Ferenc Puskas, capitano della Honved e della nazionale ungherese e stella del Real Madrid

FIRENZE – Un evento. E un bel pezzo di storia di calcio, fortemente intrecciata a quella della politica,  da ricordare. Nei mesi tra il 1957 e il 1958 un pezzo di storia del grande calcio si fermò a Signa: era l’attaccante Ferenc Puskas, trascinatore della più forte nazionale di Ungheria mai esistita e dello strepitoso Real Madrid che, anche allora, schierava geni stellari  come Gento e Di Stefano. Domani, sabato 14 maggio, la società sportiva Signa Calcio (fondata nel 1914) inaugura un nuovo campo sportivo che sarà intitolato proprio a Puskas per ricordare il 23 gennaio 1958 quando l’asso ungherese giocò una partita amichevole con la maglia locale (Signa-Fracor Empoli 3-0, ma lui comunque non segnò).

Per ringraziare di questo ricordo, Emilio Butragueno, ‘el Buitre’, direttore generale del Real Madrid ha prima telefonato alla dirigenza della società dilettantistica, poi ha inviato un video-messaggio, che sarà letto domani.  «Quando il futuro gli apparì incerto – ha detto Butragueno nel video -, Ferenc Puskas trovò Signa e la famiglia Bonardi che in un suo momento difficile lo accolsero con l’affetto tipico
degli italiani e in particolar modo dei toscani. Poi si aggregò al Real Madrid, dove riscoprì il mondo del calcio e contribuì alla grande storia della nostra società».

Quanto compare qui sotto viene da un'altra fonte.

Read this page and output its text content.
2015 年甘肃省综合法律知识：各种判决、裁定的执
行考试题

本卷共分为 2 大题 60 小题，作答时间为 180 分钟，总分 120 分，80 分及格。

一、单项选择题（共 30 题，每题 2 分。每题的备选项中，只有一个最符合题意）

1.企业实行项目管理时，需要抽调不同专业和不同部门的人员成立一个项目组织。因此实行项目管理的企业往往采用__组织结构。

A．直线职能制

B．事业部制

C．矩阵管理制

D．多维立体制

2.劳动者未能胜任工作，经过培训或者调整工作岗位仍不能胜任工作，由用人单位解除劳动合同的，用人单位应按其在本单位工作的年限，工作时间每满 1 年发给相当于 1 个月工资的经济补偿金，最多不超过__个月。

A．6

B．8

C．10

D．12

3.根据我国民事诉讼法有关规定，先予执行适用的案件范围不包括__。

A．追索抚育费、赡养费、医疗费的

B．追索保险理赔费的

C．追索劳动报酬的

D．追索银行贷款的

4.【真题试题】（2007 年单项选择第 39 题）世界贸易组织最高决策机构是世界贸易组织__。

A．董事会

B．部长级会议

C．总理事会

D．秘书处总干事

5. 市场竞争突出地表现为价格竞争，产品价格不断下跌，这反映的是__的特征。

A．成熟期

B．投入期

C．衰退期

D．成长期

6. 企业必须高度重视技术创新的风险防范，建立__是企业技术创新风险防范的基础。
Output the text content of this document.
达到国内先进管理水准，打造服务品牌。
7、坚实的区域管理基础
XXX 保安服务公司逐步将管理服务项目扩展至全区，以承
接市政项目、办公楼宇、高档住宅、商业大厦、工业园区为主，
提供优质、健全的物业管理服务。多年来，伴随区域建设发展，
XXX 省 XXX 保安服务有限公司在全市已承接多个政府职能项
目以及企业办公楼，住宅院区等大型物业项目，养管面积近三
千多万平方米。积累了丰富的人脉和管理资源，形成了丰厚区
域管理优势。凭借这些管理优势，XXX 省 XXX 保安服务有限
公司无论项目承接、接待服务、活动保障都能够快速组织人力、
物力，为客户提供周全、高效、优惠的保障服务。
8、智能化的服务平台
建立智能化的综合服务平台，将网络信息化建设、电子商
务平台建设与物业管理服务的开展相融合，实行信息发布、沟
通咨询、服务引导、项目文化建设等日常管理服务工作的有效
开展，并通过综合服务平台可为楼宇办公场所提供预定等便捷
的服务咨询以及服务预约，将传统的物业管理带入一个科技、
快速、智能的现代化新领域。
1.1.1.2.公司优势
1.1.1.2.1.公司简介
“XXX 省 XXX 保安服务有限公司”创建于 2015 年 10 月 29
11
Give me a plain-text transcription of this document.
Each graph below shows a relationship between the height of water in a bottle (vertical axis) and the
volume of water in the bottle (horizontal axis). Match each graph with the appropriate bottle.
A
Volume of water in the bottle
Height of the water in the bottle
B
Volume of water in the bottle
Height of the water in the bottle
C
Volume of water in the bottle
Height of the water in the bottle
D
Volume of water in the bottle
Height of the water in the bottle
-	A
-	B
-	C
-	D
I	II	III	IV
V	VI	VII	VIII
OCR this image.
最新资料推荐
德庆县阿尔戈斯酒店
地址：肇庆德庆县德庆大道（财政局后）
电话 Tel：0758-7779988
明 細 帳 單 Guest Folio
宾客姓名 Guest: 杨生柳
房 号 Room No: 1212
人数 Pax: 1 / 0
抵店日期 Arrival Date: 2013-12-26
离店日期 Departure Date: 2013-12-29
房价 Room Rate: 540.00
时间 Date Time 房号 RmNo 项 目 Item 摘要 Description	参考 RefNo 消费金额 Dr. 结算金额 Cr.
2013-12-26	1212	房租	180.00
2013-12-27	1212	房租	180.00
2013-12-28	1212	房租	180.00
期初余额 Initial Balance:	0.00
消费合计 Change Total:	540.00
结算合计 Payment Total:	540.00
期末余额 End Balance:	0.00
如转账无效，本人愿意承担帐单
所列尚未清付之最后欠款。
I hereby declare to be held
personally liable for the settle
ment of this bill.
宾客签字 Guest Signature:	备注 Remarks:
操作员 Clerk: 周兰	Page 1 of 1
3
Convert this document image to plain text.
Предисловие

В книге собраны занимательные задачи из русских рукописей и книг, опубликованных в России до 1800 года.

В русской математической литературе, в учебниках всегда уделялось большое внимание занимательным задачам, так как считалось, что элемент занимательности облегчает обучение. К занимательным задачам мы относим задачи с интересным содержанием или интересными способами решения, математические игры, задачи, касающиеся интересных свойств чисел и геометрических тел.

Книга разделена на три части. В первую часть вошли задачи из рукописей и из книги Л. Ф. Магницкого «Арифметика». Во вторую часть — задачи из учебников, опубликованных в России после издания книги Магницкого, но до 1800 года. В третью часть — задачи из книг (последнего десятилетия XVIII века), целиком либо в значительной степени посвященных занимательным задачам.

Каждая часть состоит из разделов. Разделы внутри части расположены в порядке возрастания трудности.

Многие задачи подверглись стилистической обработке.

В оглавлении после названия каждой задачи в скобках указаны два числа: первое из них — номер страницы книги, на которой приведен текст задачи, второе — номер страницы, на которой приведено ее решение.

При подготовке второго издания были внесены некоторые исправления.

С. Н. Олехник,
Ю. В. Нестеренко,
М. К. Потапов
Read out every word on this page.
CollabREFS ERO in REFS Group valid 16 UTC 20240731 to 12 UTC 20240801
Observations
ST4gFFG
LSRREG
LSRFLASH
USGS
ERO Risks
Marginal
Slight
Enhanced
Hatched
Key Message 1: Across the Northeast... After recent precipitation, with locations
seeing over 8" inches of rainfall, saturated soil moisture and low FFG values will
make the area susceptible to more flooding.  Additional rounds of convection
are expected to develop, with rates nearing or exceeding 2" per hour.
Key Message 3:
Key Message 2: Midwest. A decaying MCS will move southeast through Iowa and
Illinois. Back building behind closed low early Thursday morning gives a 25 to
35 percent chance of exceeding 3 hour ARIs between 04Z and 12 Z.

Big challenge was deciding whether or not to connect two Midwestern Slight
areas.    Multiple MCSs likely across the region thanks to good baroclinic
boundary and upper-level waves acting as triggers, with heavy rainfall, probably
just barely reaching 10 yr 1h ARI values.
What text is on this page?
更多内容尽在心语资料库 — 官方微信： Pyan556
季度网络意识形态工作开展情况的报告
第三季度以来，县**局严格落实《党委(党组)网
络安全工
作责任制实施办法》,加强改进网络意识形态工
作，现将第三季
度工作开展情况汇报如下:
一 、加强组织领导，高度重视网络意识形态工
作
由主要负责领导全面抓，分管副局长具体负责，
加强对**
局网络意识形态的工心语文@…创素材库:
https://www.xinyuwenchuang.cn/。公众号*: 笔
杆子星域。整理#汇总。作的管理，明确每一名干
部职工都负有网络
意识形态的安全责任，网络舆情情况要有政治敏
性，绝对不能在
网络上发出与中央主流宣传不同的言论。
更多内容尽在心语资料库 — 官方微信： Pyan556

In quel periodo Puskas, come parecchi nazionali di Ungheria e suoi compagni della Honved Budapest, la squadra dell’esercito ungherese che all’epoca stravinceva in Europa, era sotto squalifica internazionale. Per due anni non avrebbe potuto calcare i campi
di calcio e nessuna squadra doveva ingaggiarlo, a pena di sanzioni disciplinari. «Il motivo della squalifica? – ricorda Beppe Bonardi, imprenditore e sportivo, presidente onorario della SS Signa Calcio 1914 -. Dopo i fatti del 1956, con l’invasione sovietica dell’Ungheria, Puskas non rimpatriò coi compagni della Honved, inoltre fu perfino accusato di diserzione essendo, per meriti sportivi, colonnello dell’esercito magiaro. Quindi in patria rischiava l’arresto, mentre la federazione internazionale stabilì la sanzione pesante. Un periodo non facile per lui».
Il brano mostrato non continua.